[DOSSIER] Oryctes rhinocéros, tueurs en série

Long de 3 à 6 centimètres, le scarabée rhinocéros est reconnaissable à sa corne. Une coupe en forme de « V » sur les palmes des cocotiers, ainsi que la présence de trous dans le tronc ou à la base des palmes sont des symptômes de son passage. © ANCB

En septembre 2019, l’Oryctes rhinoceros, plus communément appelé scarabée rhinocéros du cocotier, était découvert à l’aéroport de La Tontouta. Présent dans tout le Pacifique, ainsi qu’à la Réunion et à Hawaï, cet insecte ravageur ‒ connu pour causer d’importants dégâts sur les cocotiers et les palmiers ‒ est aujourd’hui présent dans 12 communes du territoire, de Bourail au Mont-Dore, jusqu’à Lifou.
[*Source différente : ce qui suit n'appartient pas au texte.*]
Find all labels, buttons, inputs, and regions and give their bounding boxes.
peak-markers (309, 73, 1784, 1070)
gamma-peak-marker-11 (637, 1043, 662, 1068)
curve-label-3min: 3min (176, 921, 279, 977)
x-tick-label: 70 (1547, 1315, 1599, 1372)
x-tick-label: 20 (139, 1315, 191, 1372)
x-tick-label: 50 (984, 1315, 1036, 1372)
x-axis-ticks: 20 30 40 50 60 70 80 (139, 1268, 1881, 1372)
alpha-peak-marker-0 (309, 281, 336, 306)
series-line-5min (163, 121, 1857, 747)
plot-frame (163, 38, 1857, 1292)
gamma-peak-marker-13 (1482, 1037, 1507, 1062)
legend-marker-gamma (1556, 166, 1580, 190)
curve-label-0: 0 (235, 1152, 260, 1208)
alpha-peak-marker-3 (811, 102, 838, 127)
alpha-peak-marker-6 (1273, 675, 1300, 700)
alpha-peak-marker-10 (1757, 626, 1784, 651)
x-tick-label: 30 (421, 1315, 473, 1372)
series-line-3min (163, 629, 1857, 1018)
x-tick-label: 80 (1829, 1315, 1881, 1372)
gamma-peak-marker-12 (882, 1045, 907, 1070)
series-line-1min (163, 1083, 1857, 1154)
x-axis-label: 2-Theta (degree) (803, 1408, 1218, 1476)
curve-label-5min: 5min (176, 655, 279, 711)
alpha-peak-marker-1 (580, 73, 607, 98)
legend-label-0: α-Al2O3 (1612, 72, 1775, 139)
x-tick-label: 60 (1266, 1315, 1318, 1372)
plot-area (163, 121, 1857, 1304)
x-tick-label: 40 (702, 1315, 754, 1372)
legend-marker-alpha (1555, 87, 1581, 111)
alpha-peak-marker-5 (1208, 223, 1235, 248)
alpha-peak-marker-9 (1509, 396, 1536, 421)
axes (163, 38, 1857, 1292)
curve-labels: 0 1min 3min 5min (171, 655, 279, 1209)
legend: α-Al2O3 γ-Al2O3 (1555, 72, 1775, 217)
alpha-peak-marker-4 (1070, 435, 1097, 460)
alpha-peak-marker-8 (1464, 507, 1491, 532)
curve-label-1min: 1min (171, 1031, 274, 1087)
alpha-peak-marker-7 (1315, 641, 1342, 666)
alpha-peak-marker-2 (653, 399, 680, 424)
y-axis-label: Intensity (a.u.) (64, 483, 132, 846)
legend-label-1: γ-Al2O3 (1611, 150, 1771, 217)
Malgré la mise en place d’un plan d’éradication porté par le gouvernement et de nombreuses mesures de lutte mises en place par le Service d’inspection vétérinaire, alimentaire et phytosanitaire (Sivap), la Chambre d’agriculture et de la pêche (CAP-NC), l’Agence néo-calédonienne de la biodiversité (ANCB), l’Institut agronomique néo-calédonien (IAC) et l’association Arbofruits, il est devenu impossible de l’éradiquer de la Grande Terre. « Dès lors que des spécimens ont été retrouvés à La Foa [août 2022, NDLR], il était clair que ce n’était plus faisable. D’autant plus pour une espèce qui pond énormément d’œufs. Cela démultiplie les capacités de reproduction et de diffusion du scarabée », souligne Patrick Barrière, coordinateur du pôle Menaces de l’ANCB.
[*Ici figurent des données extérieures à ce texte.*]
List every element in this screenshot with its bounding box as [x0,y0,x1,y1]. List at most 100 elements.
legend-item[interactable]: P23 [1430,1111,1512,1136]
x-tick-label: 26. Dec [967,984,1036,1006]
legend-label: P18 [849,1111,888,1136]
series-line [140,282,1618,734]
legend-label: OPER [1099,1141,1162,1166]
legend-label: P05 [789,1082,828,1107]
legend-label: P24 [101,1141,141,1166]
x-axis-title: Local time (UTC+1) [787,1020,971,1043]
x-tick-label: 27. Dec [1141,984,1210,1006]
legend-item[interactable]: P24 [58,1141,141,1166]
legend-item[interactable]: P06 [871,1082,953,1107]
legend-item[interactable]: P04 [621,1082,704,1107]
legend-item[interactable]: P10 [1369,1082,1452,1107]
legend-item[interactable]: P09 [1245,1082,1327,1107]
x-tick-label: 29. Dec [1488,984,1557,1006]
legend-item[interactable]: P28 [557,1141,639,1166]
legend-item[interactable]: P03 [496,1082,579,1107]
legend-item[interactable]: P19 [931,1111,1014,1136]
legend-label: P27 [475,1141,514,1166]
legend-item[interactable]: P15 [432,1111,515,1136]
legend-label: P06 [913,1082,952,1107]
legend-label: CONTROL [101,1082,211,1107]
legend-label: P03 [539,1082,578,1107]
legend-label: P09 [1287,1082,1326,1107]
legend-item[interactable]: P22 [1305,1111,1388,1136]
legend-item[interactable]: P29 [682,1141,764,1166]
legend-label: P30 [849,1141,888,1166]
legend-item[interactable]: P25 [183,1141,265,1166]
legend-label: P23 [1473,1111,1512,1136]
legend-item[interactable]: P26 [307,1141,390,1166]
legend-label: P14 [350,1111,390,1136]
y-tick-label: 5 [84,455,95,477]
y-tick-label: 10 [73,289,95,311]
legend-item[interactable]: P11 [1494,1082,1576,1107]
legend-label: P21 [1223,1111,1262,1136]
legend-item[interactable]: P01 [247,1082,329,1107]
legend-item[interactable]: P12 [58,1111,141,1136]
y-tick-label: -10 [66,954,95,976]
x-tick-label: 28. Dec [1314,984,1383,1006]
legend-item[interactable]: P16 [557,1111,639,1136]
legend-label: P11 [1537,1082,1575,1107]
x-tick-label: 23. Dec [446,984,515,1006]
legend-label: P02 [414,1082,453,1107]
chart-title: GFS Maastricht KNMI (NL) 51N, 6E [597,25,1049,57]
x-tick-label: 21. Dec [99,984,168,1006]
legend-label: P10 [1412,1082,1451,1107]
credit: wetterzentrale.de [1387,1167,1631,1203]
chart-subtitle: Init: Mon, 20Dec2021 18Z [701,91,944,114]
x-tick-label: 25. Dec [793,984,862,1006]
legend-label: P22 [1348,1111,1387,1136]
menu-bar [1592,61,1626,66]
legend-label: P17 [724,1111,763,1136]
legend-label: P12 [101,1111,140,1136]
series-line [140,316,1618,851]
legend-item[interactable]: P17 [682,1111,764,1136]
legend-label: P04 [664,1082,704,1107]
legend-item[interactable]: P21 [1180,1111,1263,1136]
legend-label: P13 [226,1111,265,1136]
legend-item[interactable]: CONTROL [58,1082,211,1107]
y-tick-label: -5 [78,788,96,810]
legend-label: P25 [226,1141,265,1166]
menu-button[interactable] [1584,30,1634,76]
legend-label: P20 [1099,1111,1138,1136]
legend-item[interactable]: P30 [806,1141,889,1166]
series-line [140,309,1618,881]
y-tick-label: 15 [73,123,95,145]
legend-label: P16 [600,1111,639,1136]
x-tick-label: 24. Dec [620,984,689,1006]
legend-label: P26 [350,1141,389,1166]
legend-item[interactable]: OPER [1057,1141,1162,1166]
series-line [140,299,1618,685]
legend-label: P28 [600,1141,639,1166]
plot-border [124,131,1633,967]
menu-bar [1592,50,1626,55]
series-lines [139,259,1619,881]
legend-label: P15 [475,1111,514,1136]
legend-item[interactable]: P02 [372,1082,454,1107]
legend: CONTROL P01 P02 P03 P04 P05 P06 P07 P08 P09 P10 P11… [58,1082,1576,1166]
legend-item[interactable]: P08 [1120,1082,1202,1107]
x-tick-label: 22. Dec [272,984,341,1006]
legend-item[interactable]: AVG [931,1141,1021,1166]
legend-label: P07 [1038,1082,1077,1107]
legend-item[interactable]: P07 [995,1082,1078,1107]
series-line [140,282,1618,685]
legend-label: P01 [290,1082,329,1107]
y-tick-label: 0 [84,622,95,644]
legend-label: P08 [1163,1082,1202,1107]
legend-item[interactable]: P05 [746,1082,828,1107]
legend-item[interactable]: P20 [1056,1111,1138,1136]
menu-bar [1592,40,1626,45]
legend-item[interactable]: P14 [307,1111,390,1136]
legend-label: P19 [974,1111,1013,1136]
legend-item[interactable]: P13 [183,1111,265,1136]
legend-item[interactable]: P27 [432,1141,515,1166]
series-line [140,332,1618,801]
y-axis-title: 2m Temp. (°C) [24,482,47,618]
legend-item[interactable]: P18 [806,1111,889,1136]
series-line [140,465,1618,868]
Installation de pièges à phéromones, détection et destruction des gîtes larvaires, sensibilisation du public aux symptômes et bonnes pratiques… Comme c’est le cas dans les autres pays du Pacifique infestés par l’insecte, « nous n’avons pas de méthode miracle pour cette souche-ci de l’Oryctes », dite « de Guam », qui est « la plus résistante » des deux souches existantes, explique Patrick Barrière.

DISPERSION RAPIDE

L’usage d’insecticides ne fait pas l’unanimité au sein des acteurs mobilisés dans cette lutte. Les néonicotinoïdes, utilisés dans certains pays, ne sont pas autorisées en Nouvelle-Calédonie. Ces molécules seraient dangereuses pour les abeilles et n’auraient, en plus, « pas réellement d’efficacité avérée sur les scarabées rhinocéros », explique Aurélie Chan, responsable de la section protection des végétaux au Sivap. C’est pourquoi, à l’heure actuelle, « nous ne préconisons pas l’usage d’insecticides. Ce qui n’empêche pas les particuliers d’opter pour certains produits homologués mais, là aussi, il faut voir s’il y a véritablement un impact ».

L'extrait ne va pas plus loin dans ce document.